Although vaccines against Bordetella pertussis, the bacterium that causes pertussis (whooping cough) are widespread, it is still a prevalent disease, researchers from Kaiser Permanente Medical Center, San Rafael, CA, USA, reported in the journal Clinical Infectious Diseases. As background information, the authors explained that several experts had been wondering whether acellular vaccine might not be as long-lasting as had been previously thought.

Senior author, Dr. David Witt and team examined pertussis incidence during a large outbreak, as well as the efficacy of the vaccination in a community in Marin County; a well-vaccinated community. The medical center cares for 40% of the Marin Country population, approximately 135,000 people.

During a large whooping cough outbreak from March to October 2010, they identified 171 patients with a positive PCR (Polymerase Chain Reaction) test for B. pertussis. The authors gathered data on patients’ demographics as well as who had been vaccinated, and when.

171 cases of clinical whooping cough were identified, 132 of whom were children. The researchers noticed that there was an evident increase in pertussis cases among children aged 8 to 12 years.

Positive test results among children up to the age of six years were low, and rose as their age approached pre-adolescence, with a peak at 12 years. Rates of vaccinated children with PCR positive results were pretty much the same when vaccinated and unvaccinated groups were compared in the 8-12 year age group.

The researchers reported the following vaccination effectiveness according to age:

  • 2-7 years – 41%
  • 8-12 years – 24%
  • 13-18 years – 79%

As shown above, vaccine effectiveness dropped considerably in the 8-12 year age-group.
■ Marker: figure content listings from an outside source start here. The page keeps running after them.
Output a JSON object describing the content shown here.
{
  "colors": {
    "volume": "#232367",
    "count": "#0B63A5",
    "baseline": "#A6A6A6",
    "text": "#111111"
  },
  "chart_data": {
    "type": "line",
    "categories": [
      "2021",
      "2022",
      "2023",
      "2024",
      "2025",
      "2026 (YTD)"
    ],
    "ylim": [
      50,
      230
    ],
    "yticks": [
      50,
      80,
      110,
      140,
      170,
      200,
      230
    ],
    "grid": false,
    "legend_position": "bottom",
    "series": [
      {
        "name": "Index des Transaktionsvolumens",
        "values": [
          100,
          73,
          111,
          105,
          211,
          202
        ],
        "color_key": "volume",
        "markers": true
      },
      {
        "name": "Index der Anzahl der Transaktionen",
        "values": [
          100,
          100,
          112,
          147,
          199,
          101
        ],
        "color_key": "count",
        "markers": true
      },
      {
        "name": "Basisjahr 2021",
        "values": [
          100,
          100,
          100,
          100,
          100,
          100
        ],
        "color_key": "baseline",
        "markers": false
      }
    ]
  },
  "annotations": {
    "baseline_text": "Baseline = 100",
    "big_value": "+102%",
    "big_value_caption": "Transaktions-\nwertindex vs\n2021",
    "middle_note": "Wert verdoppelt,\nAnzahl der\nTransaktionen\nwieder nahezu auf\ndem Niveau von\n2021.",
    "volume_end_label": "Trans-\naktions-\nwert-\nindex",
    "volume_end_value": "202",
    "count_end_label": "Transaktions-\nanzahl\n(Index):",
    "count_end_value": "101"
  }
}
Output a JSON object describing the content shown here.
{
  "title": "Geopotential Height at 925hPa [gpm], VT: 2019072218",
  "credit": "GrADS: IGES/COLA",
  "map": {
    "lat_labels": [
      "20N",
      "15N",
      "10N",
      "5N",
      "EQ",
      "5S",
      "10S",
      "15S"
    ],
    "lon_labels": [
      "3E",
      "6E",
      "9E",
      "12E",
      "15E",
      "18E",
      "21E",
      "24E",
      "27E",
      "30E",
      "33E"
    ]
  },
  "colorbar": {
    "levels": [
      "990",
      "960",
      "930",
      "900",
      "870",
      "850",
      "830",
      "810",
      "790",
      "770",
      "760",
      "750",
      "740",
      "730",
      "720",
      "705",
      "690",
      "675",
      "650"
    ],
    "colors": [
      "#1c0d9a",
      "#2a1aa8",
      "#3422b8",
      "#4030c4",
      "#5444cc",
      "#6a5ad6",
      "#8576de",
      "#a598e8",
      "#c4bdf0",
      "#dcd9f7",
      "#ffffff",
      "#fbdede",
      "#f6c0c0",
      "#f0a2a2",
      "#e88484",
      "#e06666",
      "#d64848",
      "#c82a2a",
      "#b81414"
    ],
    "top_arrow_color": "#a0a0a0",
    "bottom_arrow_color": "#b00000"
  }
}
In an Abstract in the same journal, the authors concluded:

“Our data suggests that the current schedule of acellular pertussis vaccine doses is insufficient to prevent outbreaks of pertussis. We noted a markedly increased rate of disease from age 8 through 12, proportionate to the interval since the last scheduled vaccine. Stable rates of testing ruled out selection bias. The possibility of earlier or more numerous booster doses of acellular pertussis vaccine either as part of routine immunization or for outbreak control should be entertained.”